Jumpstart to Digital Procurement introduces BCG’s Procurement House, which comprises the three main dimensions of the authors’ approach: value, enablers, and data foundations.(See Fig. 1.)A company must identify the primary value it wants procurement to generate and the enablers that best support this value. It can then choose the right digital tools and applications.
The approach allows procurement specialists to use digital tools to capture a wider scope of value. “We have seen value impact of 3% to 5% beyond traditional savings,” says co-author Daniel Weise, who is BCG’s global topic leader for procurement. “More importantly, the benefits also relate to areas that are especially relevant to companies today—such as innovation, quality, sustainability, speed, and risk.”

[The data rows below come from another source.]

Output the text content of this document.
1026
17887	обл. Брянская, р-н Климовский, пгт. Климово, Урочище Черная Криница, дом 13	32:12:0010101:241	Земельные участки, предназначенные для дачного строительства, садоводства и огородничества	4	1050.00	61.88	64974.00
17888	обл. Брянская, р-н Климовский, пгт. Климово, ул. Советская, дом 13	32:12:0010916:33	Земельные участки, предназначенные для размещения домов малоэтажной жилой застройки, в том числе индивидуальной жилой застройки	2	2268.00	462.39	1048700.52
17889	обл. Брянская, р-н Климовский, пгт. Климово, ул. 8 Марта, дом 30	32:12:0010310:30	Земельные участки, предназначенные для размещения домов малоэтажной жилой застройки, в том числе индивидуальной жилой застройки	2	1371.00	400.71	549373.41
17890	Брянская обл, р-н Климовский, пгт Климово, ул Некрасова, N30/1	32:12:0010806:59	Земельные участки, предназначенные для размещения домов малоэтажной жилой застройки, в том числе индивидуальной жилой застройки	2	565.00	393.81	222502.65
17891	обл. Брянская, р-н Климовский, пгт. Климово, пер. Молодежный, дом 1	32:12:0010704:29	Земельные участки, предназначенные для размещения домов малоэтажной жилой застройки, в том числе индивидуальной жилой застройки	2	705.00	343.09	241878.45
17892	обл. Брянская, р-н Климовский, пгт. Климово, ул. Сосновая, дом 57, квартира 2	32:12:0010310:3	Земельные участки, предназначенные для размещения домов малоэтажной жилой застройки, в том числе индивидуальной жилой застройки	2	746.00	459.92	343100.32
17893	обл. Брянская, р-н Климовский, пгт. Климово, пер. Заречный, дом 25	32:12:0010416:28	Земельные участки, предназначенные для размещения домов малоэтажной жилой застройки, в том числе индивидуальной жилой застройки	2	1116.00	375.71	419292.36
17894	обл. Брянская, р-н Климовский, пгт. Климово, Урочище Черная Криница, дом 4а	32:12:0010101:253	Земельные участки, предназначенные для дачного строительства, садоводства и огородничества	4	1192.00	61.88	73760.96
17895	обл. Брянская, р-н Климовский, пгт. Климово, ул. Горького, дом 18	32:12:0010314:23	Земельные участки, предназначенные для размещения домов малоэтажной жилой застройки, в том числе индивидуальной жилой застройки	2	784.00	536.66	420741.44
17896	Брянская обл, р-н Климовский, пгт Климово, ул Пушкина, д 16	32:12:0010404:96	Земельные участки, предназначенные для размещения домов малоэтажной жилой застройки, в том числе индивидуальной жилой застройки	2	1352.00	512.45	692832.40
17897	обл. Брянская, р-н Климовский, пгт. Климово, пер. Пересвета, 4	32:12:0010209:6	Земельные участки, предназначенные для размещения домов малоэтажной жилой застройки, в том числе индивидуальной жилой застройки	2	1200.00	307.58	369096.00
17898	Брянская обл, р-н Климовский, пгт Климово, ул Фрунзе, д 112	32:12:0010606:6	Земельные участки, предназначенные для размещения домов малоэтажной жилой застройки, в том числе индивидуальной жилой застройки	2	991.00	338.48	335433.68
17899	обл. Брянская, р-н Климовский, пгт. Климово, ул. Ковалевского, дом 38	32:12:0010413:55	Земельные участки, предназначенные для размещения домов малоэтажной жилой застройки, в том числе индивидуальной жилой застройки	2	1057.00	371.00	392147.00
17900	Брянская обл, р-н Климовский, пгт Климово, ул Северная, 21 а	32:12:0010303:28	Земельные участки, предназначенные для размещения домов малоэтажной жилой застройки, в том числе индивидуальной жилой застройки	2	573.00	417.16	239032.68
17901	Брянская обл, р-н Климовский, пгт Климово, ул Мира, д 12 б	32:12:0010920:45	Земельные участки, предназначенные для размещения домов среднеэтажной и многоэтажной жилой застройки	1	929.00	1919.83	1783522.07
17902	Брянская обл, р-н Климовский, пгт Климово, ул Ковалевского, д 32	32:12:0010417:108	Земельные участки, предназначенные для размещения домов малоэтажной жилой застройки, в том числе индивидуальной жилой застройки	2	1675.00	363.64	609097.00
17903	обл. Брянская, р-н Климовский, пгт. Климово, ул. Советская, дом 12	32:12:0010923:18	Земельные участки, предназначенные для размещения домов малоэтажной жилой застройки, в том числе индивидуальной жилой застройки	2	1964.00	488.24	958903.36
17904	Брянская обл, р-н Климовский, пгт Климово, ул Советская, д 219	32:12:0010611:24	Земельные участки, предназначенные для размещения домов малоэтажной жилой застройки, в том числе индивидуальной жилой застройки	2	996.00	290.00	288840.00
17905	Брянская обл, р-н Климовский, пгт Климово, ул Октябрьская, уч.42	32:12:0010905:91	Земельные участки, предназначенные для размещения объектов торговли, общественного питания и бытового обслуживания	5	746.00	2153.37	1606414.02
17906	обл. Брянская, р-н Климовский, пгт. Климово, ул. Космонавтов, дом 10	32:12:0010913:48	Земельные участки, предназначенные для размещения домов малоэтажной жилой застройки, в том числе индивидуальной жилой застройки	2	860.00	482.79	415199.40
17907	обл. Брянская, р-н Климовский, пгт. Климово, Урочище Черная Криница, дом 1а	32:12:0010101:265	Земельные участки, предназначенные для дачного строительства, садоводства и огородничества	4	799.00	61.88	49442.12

Among the powerful tools discussed is BCG’s AI Negotiation Coach which learns over time, advising buyers which go-to-market approaches and commercial and technical optimization tools to use. The current standard version of BCG’s coach recommends over 10,000 combinations of 100 approaches and tools, guiding buyers to the appropriate strategies in specific supply situations.
The book provides an in-depth discussion of each value dimension, explaining how digital can help resolve the typical challenges of conventional approaches and which enablers are required to facilitate implementation of the digital solutions. It also provides an outlook on the topics that will most likely become relevant for procurement managers in the near future.